If you now SSH into the client router you should find that it has a new network interface called TUN0 with an IP address on the 10.8.0.0/24 subnet. You should also be able to ping the server on 10.8.0.1:
Expand the scope of the connection
Expanding the scope of the connection using LuCI is the bit that isn’t very well documented. We will start by adding the routing of packets bound for LAN of the server from the client. First we need to tell OpenVPN to advertise the 192.168.31.0/24 LAN to the client. This can be done by opening a web browser to the server and selecting VPN→OpenVPN in the top menu. Next click the Edit button of sample_server, assuming you have so far been using this as the template for your VPN server, and now click “Switch to advanced configuration »” at the top of the page followed by selecting “VPN” from the configuration category list. Finally select “push” from the “Additional Field” dropdown box at the bottom of the page and click “add”:
The default is that push comes prefilled with “redirect-gateway”. This will send all internet traffic through the VPN connection on the client. If this is what you want to do you you may leave it. However, you will need to correctly configure the firewall which we will not cover in this article.

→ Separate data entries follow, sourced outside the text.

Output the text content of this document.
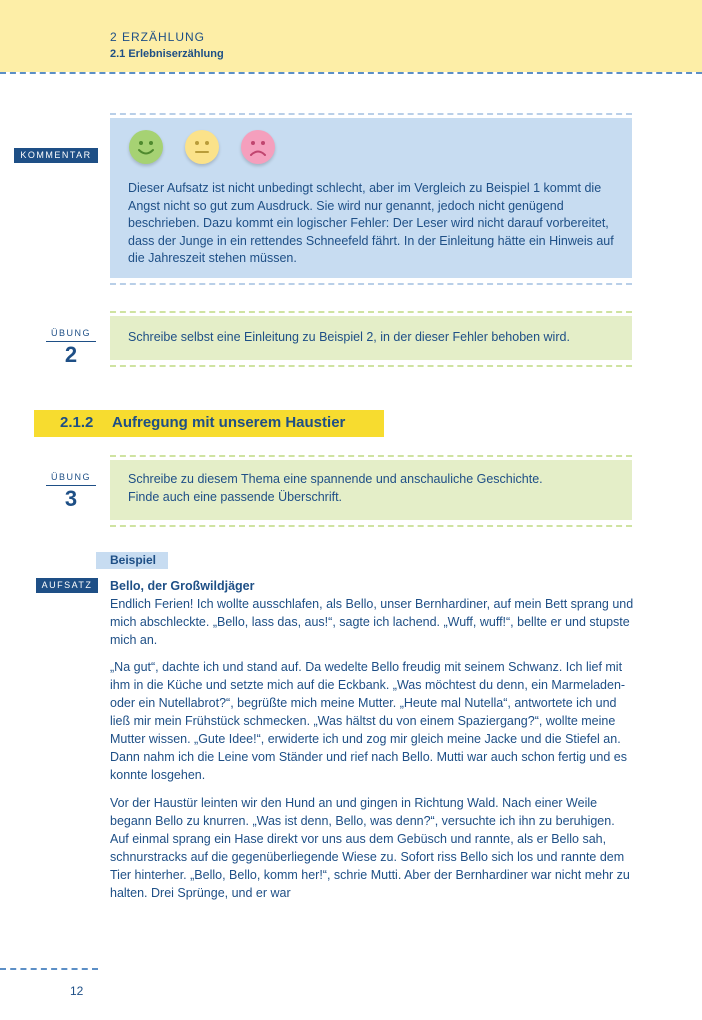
2 ERZÄHLUNG
2.1 Erlebniserzählung
KOMMENTAR
Dieser Aufsatz ist nicht unbedingt schlecht, aber im Vergleich zu Beispiel 1 kommt die Angst nicht so gut zum Ausdruck. Sie wird nur genannt, jedoch nicht genügend beschrieben. Dazu kommt ein logischer Fehler: Der Leser wird nicht darauf vorbereitet, dass der Junge in ein rettendes Schneefeld fährt. In der Einleitung hätte ein Hinweis auf die Jahreszeit stehen müssen.
ÜBUNG
2
Schreibe selbst eine Einleitung zu Beispiel 2, in der dieser Fehler behoben wird.
2.1.2 Aufregung mit unserem Haustier
ÜBUNG
3
Schreibe zu diesem Thema eine spannende und anschauliche Geschichte.
Finde auch eine passende Überschrift.
Beispiel
AUFSATZ	Bello, der Großwildjäger
Endlich Ferien! Ich wollte ausschlafen, als Bello, unser Bernhardiner, auf mein Bett sprang und mich abschleckte. „Bello, lass das, aus!“, sagte ich lachend. „Wuff, wuff!“, bellte er und stupste mich an.
„Na gut“, dachte ich und stand auf. Da wedelte Bello freudig mit seinem Schwanz. Ich lief mit ihm in die Küche und setzte mich auf die Eckbank. „Was möchtest du denn, ein Marmeladen- oder ein Nutellabrot?“, begrüßte mich meine Mutter. „Heute mal Nutella“, antwortete ich und ließ mir mein Frühstück schmecken. „Was hältst du von einem Spaziergang?“, wollte meine Mutter wissen. „Gute Idee!“, erwiderte ich und zog mir gleich meine Jacke und die Stiefel an. Dann nahm ich die Leine vom Ständer und rief nach Bello. Mutti war auch schon fertig und es konnte losgehen.
Vor der Haustür leinten wir den Hund an und gingen in Richtung Wald. Nach einer Weile begann Bello zu knurren. „Was ist denn, Bello, was denn?“, versuchte ich ihn zu beruhigen. Auf einmal sprang ein Hase direkt vor uns aus dem Gebüsch und rannte, als er Bello sah, schnurstracks auf die gegenüberliegende Wiese zu. Sofort riss Bello sich los und rannte dem Tier hinterher. „Bello, Bello, komm her!“, schrie Mutti. Aber der Bernhardiner war nicht mehr zu halten. Drei Sprünge, und er war
12
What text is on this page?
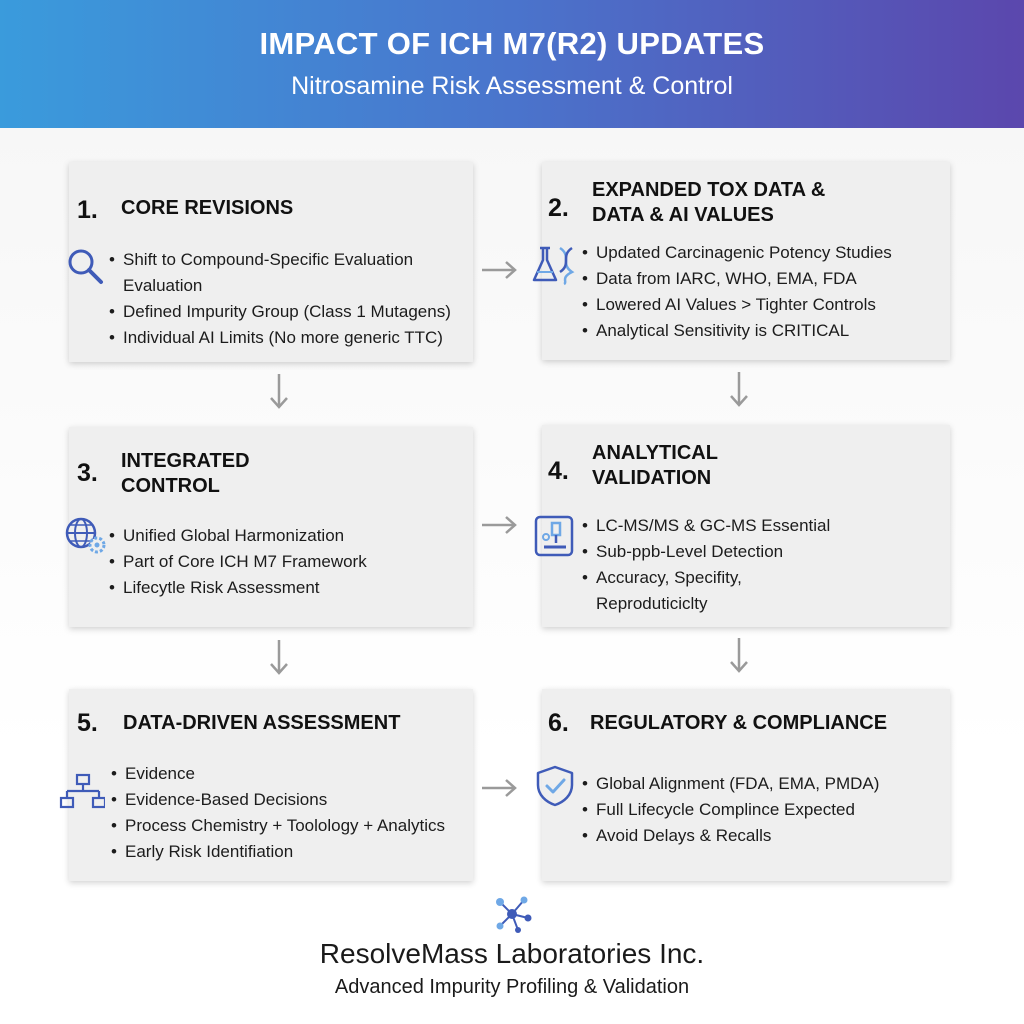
IMPACT OF ICH M7(R2) UPDATES
Nitrosamine Risk Assessment & Control
1. CORE REVISIONS
• Shift to Compound-Specific Evaluation
Evaluation
• Defined Impurity Group (Class 1 Mutagens)
• Individual AI Limits (No more generic TTC)
2.
EXPANDED TOX DATA &
DATA & AI VALUES
• Updated Carcinagenic Potency Studies
• Data from IARC, WHO, EMA, FDA
• Lowered AI Values > Tighter Controls
• Analytical Sensitivity is CRITICAL
3. INTEGRATED
CONTROL
• Unified Global Harmonization
• Part of Core ICH M7 Framework
• Lifecytle Risk Assessment
4.
ANALYTICAL
VALIDATION
• LC-MS/MS & GC-MS Essential
• Sub-ppb-Level Detection
• Accuracy, Specifity,
Reproduticiclty
5. DATA-DRIVEN ASSESSMENT
• Evidence
• Evidence-Based Decisions
• Process Chemistry + Toolology + Analytics
• Early Risk Identifiation
6. REGULATORY & COMPLIANCE
• Global Alignment (FDA, EMA, PMDA)
• Full Lifecycle Complince Expected
• Avoid Delays & Recalls
ResolveMass Laboratories Inc.
Advanced Impurity Profiling & Validation
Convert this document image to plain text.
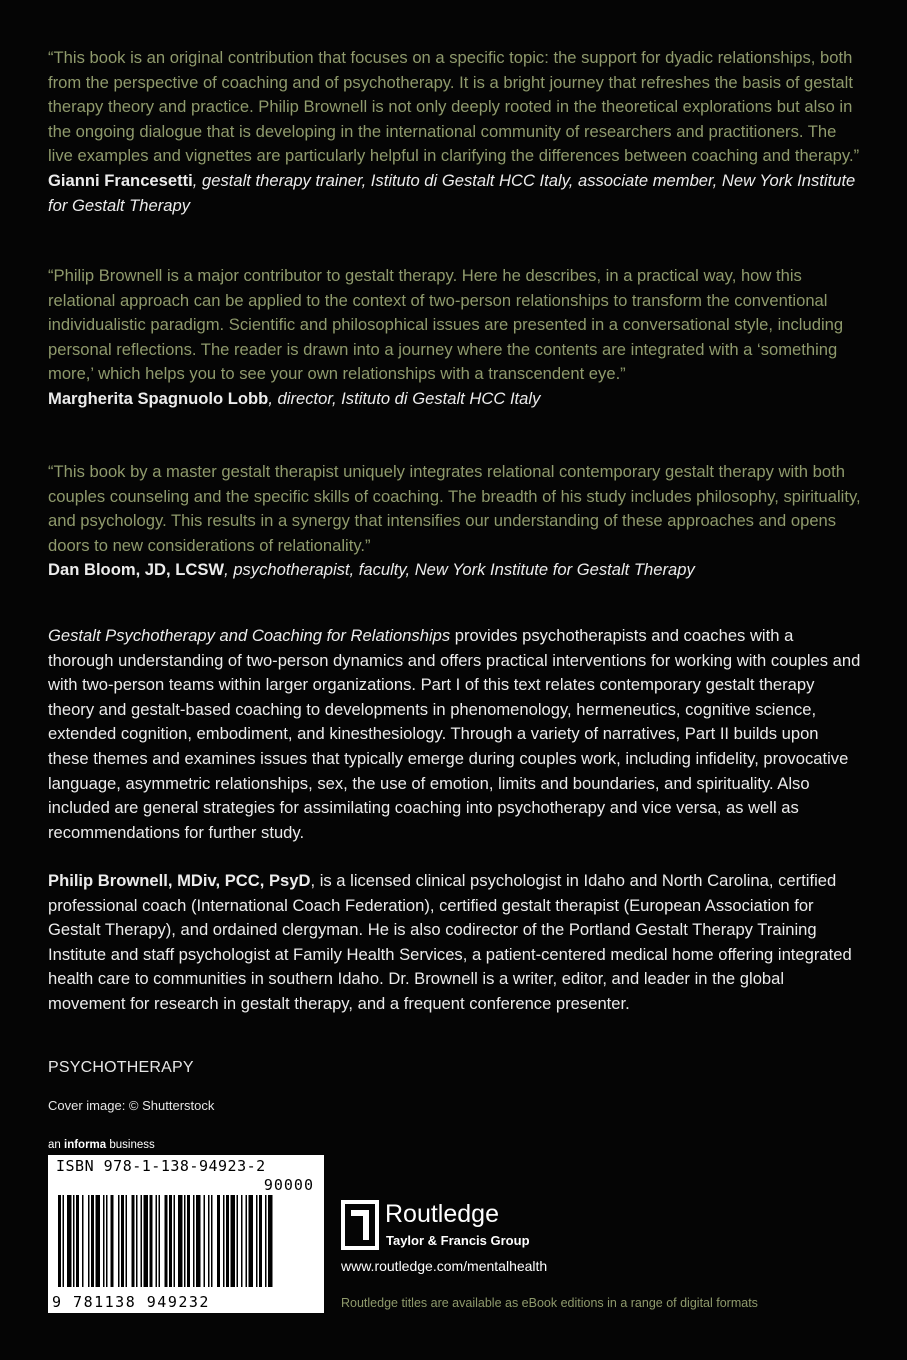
“This book is an original contribution that focuses on a specific topic: the support for dyadic relationships, both from the perspective of coaching and of psychotherapy. It is a bright journey that refreshes the basis of gestalt therapy theory and practice. Philip Brownell is not only deeply rooted in the theoretical explorations but also in the ongoing dialogue that is developing in the international community of researchers and practitioners. The live examples and vignettes are particularly helpful in clarifying the differences between coaching and therapy.”

Gianni Francesetti, gestalt therapy trainer, Istituto di Gestalt HCC Italy, associate member, New York Institute for Gestalt Therapy

“Philip Brownell is a major contributor to gestalt therapy. Here he describes, in a practical way, how this relational approach can be applied to the context of two-person relationships to transform the conventional individualistic paradigm. Scientific and philosophical issues are presented in a conversational style, including personal reflections. The reader is drawn into a journey where the contents are integrated with a ‘something more,’ which helps you to see your own relationships with a transcendent eye.”

Margherita Spagnuolo Lobb, director, Istituto di Gestalt HCC Italy

“This book by a master gestalt therapist uniquely integrates relational contemporary gestalt therapy with both couples counseling and the specific skills of coaching. The breadth of his study includes philosophy, spirituality, and psychology. This results in a synergy that intensifies our understanding of these approaches and opens doors to new considerations of relationality.”

Dan Bloom, JD, LCSW, psychotherapist, faculty, New York Institute for Gestalt Therapy

Gestalt Psychotherapy and Coaching for Relationships provides psychotherapists and coaches with a thorough understanding of two-person dynamics and offers practical interventions for working with couples and with two-person teams within larger organizations. Part I of this text relates contemporary gestalt therapy theory and gestalt-based coaching to developments in phenomenology, hermeneutics, cognitive science, extended cognition, embodiment, and kinesthesiology. Through a variety of narratives, Part II builds upon these themes and examines issues that typically emerge during couples work, including infidelity, provocative language, asymmetric relationships, sex, the use of emotion, limits and boundaries, and spirituality. Also included are general strategies for assimilating coaching into psychotherapy and vice versa, as well as recommendations for further study.

Philip Brownell, MDiv, PCC, PsyD, is a licensed clinical psychologist in Idaho and North Carolina, certified professional coach (International Coach Federation), certified gestalt therapist (European Association for Gestalt Therapy), and ordained clergyman. He is also codirector of the Portland Gestalt Therapy Training Institute and staff psychologist at Family Health Services, a patient-centered medical home offering integrated health care to communities in southern Idaho. Dr. Brownell is a writer, editor, and leader in the global movement for research in gestalt therapy, and a frequent conference presenter.

PSYCHOTHERAPY
Cover image: © Shutterstock
an informa business
ISBN 978-1-138-94923-2
90000
9 781138 949232
Routledge
Taylor & Francis Group
www.routledge.com/mentalhealth
Routledge titles are available as eBook editions in a range of digital formats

Assuming you are wanting a site-to-site VPN, delete this default and enter a “custom” entry route 192.168.31.0 255.255.255.0 as shown below:
Remember to click “Save & Apply” and to make sure the changes have fully propagated to both the server and client - stopping both and restarting in sequence is a good idea. At this point you should find the client router can ping the server on its local IP, in our case 192.168.31.1, but it won’t be able to reach any other computers on this subnet. This is due to the fact the firewall on the server will not forward any packets from the VPN device, TUN0, to the local LAN. Assuming we trust all parties on both LAN networks, i.e. these are two networks we own, the correct way of allowing this traffic is to add the TUN0 device to the LAN firewall zone. If you would like to do more complicated packet filtering, that is beyond this article.